GAO: HHS Has Not Implemented Critical Cyber RecommendationsReport Spotlights Cybersecurity Shortcomings
Over the last four years, the Government Accountability Office has made hundreds of recommendations to the Department of Health and Human Services for improving its operations that have not been implemented.
"The nation's critical infrastructure provides the essential services - including healthcare - that underpin American society. The infrastructure relies extensively on computerized systems and electronic data to support its missions," GAO writes. "However, serious cybersecurity threats to the infrastructure continue to grow and represent a significant national security challenge. Additionally, recent data breaches have highlighted the importance of ensuring the security of health information, including Medicare beneficiary data."
Such critical data is created, stored, and used by a wide variety of entities, such as healthcare providers, insurance companies, financial institutions, researchers and others, GAO notes.
"The four open priority recommendations within this area outline steps to ensure HHS can effectively monitor the effect of electronic health records programs and progress made toward goals; encourage adoption of important cybersecurity processes and procedures among healthcare entities; protect Medicare beneficiary data accessed by external entities; and ensure progress is made toward the implementation of IT enhancements needed to establish the electronic public health situation awareness network."
For example, GAO notes that in March 2018, it recommended that the administrator of the Centers for Medicare and Medicaid Services develop processes and procedures to ensure that certain external entities, including organizations that use claims data to evaluate the performance of Medicare service providers and equipment suppliers, have effectively implemented information security controls.
"CMS will be engaging a contractor to review the current data security framework and make recommendations on specific controls and implementation requirements that would be appropriate for those entities," GAO notes. To fully implement this recommendation, however, CMS needs to develop appropriate processes and procedures for implementing these controls, GAO adds.
GAO also made three other high-priority recommendations involving health information technology and cybersecurity issues that HHS has not yet unimplemented.
Critical infrastructure protection: GAO in 2018 recommended that HHS, in cooperation with the Secretary of Agriculture, take steps to consult with partners, such as the Department of Homeland Security and the National Institute of Standards and Technology, to develop methods for determining the level and type of cybersecurity framework adoption by entities in each sector.
In its latest report, GAO notes that HHS is still working to identify applicable methods for determining the level and type of framework adoption across the healthcare and public health sectors.
Electronic health record programs: GAO notes that industry participation in the HITECH Act "meaningful use" EHR incentive program (now called the "Promoting Interoperability" program) has increased, but action is needed by HHS to achieve goals, including improved quality of care. The program requires meeting certain data security requirements.

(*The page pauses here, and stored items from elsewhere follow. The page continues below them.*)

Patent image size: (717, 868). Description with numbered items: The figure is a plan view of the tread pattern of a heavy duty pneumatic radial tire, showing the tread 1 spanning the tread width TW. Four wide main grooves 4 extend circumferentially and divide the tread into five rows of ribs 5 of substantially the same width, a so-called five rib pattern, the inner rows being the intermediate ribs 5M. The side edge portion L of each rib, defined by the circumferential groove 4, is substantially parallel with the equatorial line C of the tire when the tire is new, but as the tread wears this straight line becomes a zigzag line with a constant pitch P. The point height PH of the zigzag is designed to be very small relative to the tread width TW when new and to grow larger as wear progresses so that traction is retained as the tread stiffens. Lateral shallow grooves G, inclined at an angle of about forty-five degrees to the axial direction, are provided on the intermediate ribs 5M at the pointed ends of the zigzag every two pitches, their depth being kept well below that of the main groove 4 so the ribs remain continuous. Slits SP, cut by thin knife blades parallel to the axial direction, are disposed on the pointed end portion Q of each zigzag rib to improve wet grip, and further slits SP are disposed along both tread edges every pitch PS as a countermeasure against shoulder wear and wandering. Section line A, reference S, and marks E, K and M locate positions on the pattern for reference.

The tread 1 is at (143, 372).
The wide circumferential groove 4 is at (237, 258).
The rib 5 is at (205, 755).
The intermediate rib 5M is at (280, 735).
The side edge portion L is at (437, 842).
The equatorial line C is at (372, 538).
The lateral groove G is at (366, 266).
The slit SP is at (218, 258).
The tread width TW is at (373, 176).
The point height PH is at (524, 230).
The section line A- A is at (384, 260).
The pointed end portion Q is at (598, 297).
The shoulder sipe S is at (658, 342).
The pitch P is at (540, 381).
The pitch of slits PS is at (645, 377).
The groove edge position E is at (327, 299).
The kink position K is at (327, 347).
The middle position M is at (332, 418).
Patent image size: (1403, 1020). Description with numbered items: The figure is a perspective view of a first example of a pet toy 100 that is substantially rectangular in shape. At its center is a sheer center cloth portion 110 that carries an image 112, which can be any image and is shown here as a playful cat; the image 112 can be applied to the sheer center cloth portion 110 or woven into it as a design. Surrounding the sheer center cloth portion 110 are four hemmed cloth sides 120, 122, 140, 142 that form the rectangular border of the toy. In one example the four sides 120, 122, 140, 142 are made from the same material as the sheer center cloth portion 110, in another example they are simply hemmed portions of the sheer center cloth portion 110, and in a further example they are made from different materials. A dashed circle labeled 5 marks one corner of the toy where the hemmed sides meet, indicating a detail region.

Back in 2014, GAO recommended that HHS develop performance measures to assess the outcomes of the EHR programs. That includes any effects on healthcare quality, efficiency and patient safety.
"HHS provided a variety of publicly available reports, which the department indicated showed how program participants were progressing in the EHR programs and the related impacts. However, in reviewing those materials, we did not see evidence that HHS had developed outcome-oriented performance measures that align with the intended outcomes of the EHR programs."
To fully implement this recommendation, GAO says HHS needs to develop performance measures that enable the agency to assess whether the "Promoting Interoperability" program is improving outcomes.
Public health IT: GAO says HHS has made little progress toward implementing enhanced national public health situational awareness network capabilities that would enable officials to access real-time information about emerging health threats to make timely decisions in emergencies.
The watchdog agency notes that in 2017, it recommended to HHS that it should conduct all IT management and oversight processes related to the establishment of the network in accordance with Enterprise Performance Life Cycle Framework guidance.
Mac McMillan, CEO of security consulting firm CynergisTek, says it's especially important for HHS to implement GAO's cybersecurity framework recommendations.
"Ensuring the adoption of a common framework that meets the needs of today's threat environment is critical to the successful achievement of interoperability, information integrity and availability and the ability to meet situational awareness and other programmatic goals," McMillan says. "Without a solid foundation based on a common framework, establishing the trust relationships that are necessary to data sharing are very hard to imagine let alone achieve."
Susan Lucci, senior privacy and security consultant at tw-Security, notes that the HITECH Act meaningful use program criteria were designed to encourage providers to capture information that could potentially improve quality and outcomes. That data must be kept private, as well as accessible to patients, to ensure HIPAA compliance.
"Patient portals have been deployed to allow individuals to obtain their health information. The goal was to empower the patient with information to help them make informed decisions about their care. Participation and utilization is still not optimal," she notes.
"Complaints continue to be made with the HHS Office for Civil Rights about denial of access to records. So clearly, we have a problem that needs to be resolved," she notes.